Logical replication and pg_dump for out of band synchronization

От
Joseph Hammerman
Дата:
Hi pgsql-admins,

We have been trying to use Logical Replication to synchronize some oversized tables (1Tb+).
We are replicating from 9.6 -> 11.x. The long sync times for the initial snapshots of these large tables  have been causing incidents however, since autovacuum cannot clean up anything older than the xmin horizon.

We are considering initiating logical replication on the Producer with no Subscriber in order to generate a point in time from which logical changes for the table in question will begin to accumulate in pg_xlog on the primary.

We then intend to take a dump, restore the table, and play back the changes by enabling the Subscription. This way the bulk data transfer is out of band from the production application. Our testing shows that this works cleanly, and that new changes replicate correctly to the target relations. Additionally, pg_dump has a —snapshot flag which it appears was added to support this sort of workflow.

I would like to partition these relations in order to reduce the size of the individual objects to something more tractable, but that Data Migration is not feasible in the timeframe in which we have to be able to deliver this workflow split out.

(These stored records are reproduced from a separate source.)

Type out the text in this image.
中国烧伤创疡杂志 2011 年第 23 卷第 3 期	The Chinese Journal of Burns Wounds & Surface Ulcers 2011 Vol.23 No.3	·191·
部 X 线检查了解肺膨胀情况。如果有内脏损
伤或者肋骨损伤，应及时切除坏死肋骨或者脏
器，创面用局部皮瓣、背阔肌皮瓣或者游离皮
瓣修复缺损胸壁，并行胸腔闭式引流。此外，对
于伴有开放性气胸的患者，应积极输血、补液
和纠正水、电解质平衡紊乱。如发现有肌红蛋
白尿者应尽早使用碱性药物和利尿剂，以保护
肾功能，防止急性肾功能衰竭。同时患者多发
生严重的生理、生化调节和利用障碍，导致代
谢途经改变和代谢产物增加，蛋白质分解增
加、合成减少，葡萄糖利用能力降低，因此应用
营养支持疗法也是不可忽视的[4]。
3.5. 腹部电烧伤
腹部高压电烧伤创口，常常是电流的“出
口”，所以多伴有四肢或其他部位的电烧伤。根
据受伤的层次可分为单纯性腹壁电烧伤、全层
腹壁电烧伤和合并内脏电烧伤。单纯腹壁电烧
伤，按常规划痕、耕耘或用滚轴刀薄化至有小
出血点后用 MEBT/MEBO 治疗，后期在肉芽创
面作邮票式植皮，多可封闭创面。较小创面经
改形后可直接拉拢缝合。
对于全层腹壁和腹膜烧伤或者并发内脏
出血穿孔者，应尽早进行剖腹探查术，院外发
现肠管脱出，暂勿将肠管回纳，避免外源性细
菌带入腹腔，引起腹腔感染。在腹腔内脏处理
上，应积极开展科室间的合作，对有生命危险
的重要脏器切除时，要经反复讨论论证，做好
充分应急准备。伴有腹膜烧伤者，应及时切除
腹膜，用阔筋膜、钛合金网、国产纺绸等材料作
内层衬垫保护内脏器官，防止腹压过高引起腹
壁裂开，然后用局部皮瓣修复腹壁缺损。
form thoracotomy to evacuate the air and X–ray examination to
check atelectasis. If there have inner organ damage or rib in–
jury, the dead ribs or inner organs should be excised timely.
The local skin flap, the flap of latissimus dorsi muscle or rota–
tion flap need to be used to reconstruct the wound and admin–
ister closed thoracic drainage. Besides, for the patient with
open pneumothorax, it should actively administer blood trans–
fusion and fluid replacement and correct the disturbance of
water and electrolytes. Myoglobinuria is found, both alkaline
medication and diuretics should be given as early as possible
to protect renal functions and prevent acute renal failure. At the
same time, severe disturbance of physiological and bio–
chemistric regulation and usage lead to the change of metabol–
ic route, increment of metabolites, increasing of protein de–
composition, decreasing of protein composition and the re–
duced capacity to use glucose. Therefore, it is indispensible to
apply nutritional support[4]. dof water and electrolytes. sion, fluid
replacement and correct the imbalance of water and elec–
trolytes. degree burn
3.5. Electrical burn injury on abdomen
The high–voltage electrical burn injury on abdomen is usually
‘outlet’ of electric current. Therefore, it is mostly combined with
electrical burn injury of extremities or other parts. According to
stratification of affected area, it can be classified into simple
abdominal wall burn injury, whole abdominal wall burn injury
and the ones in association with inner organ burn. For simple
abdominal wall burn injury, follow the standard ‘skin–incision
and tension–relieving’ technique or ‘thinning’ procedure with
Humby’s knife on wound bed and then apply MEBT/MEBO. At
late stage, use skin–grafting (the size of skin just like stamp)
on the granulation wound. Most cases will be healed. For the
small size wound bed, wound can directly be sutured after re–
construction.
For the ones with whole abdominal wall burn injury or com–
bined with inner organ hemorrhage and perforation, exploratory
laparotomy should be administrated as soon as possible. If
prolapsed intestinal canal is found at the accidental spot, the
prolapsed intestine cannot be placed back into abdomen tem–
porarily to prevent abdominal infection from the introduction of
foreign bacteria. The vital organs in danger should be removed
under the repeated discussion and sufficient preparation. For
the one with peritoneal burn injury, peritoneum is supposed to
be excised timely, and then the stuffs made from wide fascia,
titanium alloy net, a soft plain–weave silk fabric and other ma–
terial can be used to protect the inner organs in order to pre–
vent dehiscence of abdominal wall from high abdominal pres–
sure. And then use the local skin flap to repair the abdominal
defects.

Does anyone know if there is a dire reason from a Consistency standpoint not to use this approach?

Thanks in advance for any assistance anyone can provide!
Joe Hammerman

Re: Logical replication and pg_dump for out of band synchronization

От
Peter Eisentraut
Дата:
On 04.07.22 22:40, Joseph Hammerman wrote:
> We have been trying to use Logical Replication to synchronize some 
> oversized tables (1Tb+).
> We are replicating from 9.6 -> 11.x. The long sync times for the initial 
> snapshots of these large tables  have been causing incidents however, 
> since autovacuum cannot clean up anything older than the xmin horizon.

What replication system are you using with PG 9.6?  If you are using 
pglogical, then it contains a program pglogical_create_subscriber that 
addresses this.

> We then intend to take a dump, restore the table, and play back 
> the changes by enabling the Subscription. This way the bulk data 
> transfer is out of band from the production application. Our testing 
> shows that this works cleanly, and that new changes replicate correctly 
> to the target relations. Additionally, pg_dump has a —snapshot flag 
> which it appears was added to support this sort of workflow.

Yes, this would also be a valid solution.